Section 80CCG: Rajiv Gandhi Equity Saving Scheme (RGESS)

Section 80CCG: Rajiv Gandhi Equity Saving Scheme (RGESS)

Deepshikha | May 16, 2022 |

Section 80CCG: Rajiv Gandhi Equity Saving Scheme (RGESS)

Section 80CCG: Rajiv Gandhi Equity Saving Scheme (RGESS)

The Rajiv Gandhi Equity Saving Scheme (RGESS), which enables a deduction under Section 80CCG for investments in specific equity shares and mutual funds, was created by the government to encourage retail investors to invest in shares and mutual funds.

The deduction granted under Section 80CCG is in addition to the Section 80C deduction of Rs. 1,50,000. These deductions can be claimed when submitting an income tax return, and the taxpayer’s income (after deducting all deductions) will be taxable at the individual’s income tax slab rates.

Key Features of Section 80CCG: Rajiv Gandhi Equity Saving Scheme (RGESS)

Individuals and not HUFs are eligible for the income tax deduction under Section 80CCG for investments made through the Rajiv Gandhi Equity Saving Scheme. Furthermore, the individual must be a resident of India and not a non-resident.

To be eligible for a deduction under Section 80CCG, the income of the investor investing in the Rajiv Gandhi Equity Saving Scheme for the financial year in which the investment is made must be less than 12 lakhs.

The Rajiv Gandhi Equity Saving Scheme has a three-year lock-in period for investments. The first year is a fixed lock-in period, followed by two years of flexible lock-in.

During the fixed lock-in term, the investor is unable to sell the securities; but, during the flexible lock-in time, he can sell the assets.

Investors who sell securities during the flexible lock-in period must reinvest in any eligible security for at least 270 days in a year, or maintain their level of investment at the amount for which they have claimed an income tax deduction under Section 80CCG or maintain their level of investment at the value of the portfolio before initiating a sale transaction, whichever is less.

Individuals eligible to claim benefits of the Rajiv Gandhi Equity Saving Scheme (RGESS)

This Section 80CCG income tax deduction is exclusively accessible to new retail investors. Beginning with the first year, the new retail investor may invest in one or more financial years in a block of three consecutive financial years.

The word New Retail Investor means:

  • Any person who has not opened a Demat account or performed any derivative trades as of the Scheme’s notice date.
  • Any individual who has opened a Demat account before the notification of the Scheme but has not made any transactions in the equity segment or the derivative segment till the date of notification of the Scheme.

Individuals who are the second holder of an account but have no account as the first holder are also eligible to be categorized as new retail investors and can claim a deduction for the Rajiv Gandhi Equity Saving Scheme under Section 80CCG.

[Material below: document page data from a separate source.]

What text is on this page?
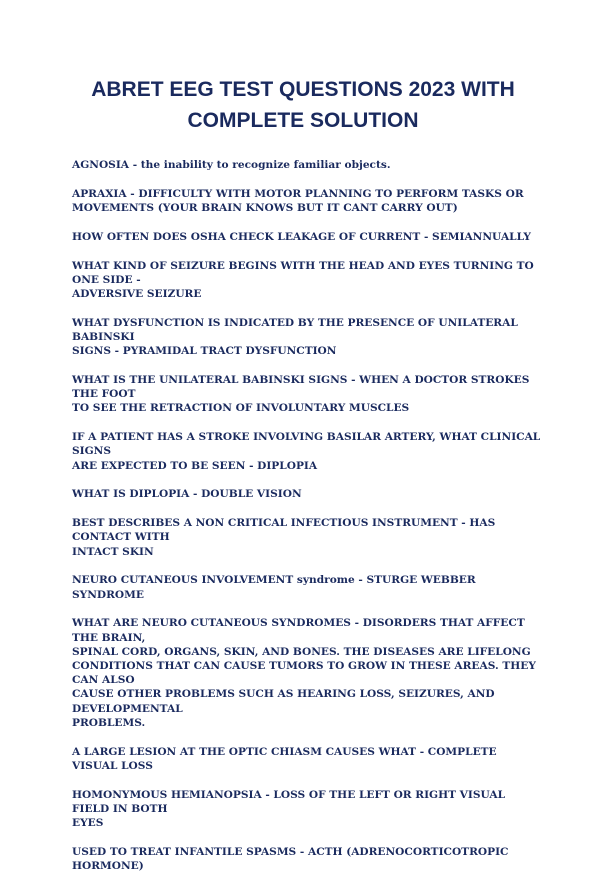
ABRET EEG TEST QUESTIONS 2023 WITH
COMPLETE SOLUTION
AGNOSIA - the inability to recognize familiar objects.
APRAXIA - DIFFICULTY WITH MOTOR PLANNING TO PERFORM TASKS OR
MOVEMENTS (YOUR BRAIN KNOWS BUT IT CANT CARRY OUT)
HOW OFTEN DOES OSHA CHECK LEAKAGE OF CURRENT - SEMIANNUALLY
WHAT KIND OF SEIZURE BEGINS WITH THE HEAD AND EYES TURNING TO ONE SIDE -
ADVERSIVE SEIZURE
WHAT DYSFUNCTION IS INDICATED BY THE PRESENCE OF UNILATERAL BABINSKI
SIGNS - PYRAMIDAL TRACT DYSFUNCTION
WHAT IS THE UNILATERAL BABINSKI SIGNS - WHEN A DOCTOR STROKES THE FOOT
TO SEE THE RETRACTION OF INVOLUNTARY MUSCLES
IF A PATIENT HAS A STROKE INVOLVING BASILAR ARTERY, WHAT CLINICAL SIGNS
ARE EXPECTED TO BE SEEN - DIPLOPIA
WHAT IS DIPLOPIA - DOUBLE VISION
BEST DESCRIBES A NON CRITICAL INFECTIOUS INSTRUMENT - HAS CONTACT WITH
INTACT SKIN
NEURO CUTANEOUS INVOLVEMENT syndrome - STURGE WEBBER SYNDROME
WHAT ARE NEURO CUTANEOUS SYNDROMES - DISORDERS THAT AFFECT THE BRAIN,
SPINAL CORD, ORGANS, SKIN, AND BONES. THE DISEASES ARE LIFELONG
CONDITIONS THAT CAN CAUSE TUMORS TO GROW IN THESE AREAS. THEY CAN ALSO
CAUSE OTHER PROBLEMS SUCH AS HEARING LOSS, SEIZURES, AND DEVELOPMENTAL
PROBLEMS.
A LARGE LESION AT THE OPTIC CHIASM CAUSES WHAT - COMPLETE VISUAL LOSS
HOMONYMOUS HEMIANOPSIA - LOSS OF THE LEFT OR RIGHT VISUAL FIELD IN BOTH
EYES
USED TO TREAT INFANTILE SPASMS - ACTH (ADRENOCORTICOTROPIC HORMONE)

Furthermore, it has been established that investors who do not have a Demat account but own physical shares of firms can claim a deduction for the Rajiv Gandhi Equity Saving Scheme under Section 80CCG.

Eligible Securities for Rajiv Gandhi Equity Saving Scheme (RGESS)

  1. The top 100 shares of NSE and BSE i.e. CNX-100/BSE-100
  2. Equity Shares of Public Sector Enterprises which are categorized by the Govt as Maharatna, Navaratna and Miniratna
  3. Units of Exchange Traded Funds (ETFs) or Mutual Fund (MF) Schemes with RGESS eligible securities as mentioned in (1) and (2) above.
  4. Follow-on Public Offers (FPOs) of securities mentioned in (1) and (2) above
  5. New Fund Offers (NFOs) of (3) above
  6. Initial Public Offers (IPOs) of PSUs which are scheduled to get listed in the relevant financial year and where the Govt holding is less than 51% and whose annual turnover is not less than Rs. 4000 crore for each of the immediate past three financial years.

Additional Information Regarding Rajiv Gandhi Equity Saving Scheme

  • The investor is not permitted to sell, hypothecate, or pledge any security during the Fixed Lock-in term. During the Flexible Lock-in period, however, he may do so.
  • When considering investments of up to Rs 50,000, charges such as brokerage and STT are not included.
  • To invest in the RGESS, you’ll need a Demat account. If the investor already has one, he must designate it to be eligible for the scheme’s benefits. The investor will be required to provide Form A and a copy of their PAN card to designate an existing Demat account for RGESS.
  • If an individual does not want to contribute particular assets to the Rajiv Gandhi Equity Savings Scheme (RGESS), he must file Form B within one month of the transaction date, and such shares will not be eligible for a deduction or be subject to the lock-in period.
  • If the qualified stocks are sold before the lock-in period ends, the previous income tax deduction under Section 80CCG will be reversed, and the proceeds will be taxed in the year the securities are sold.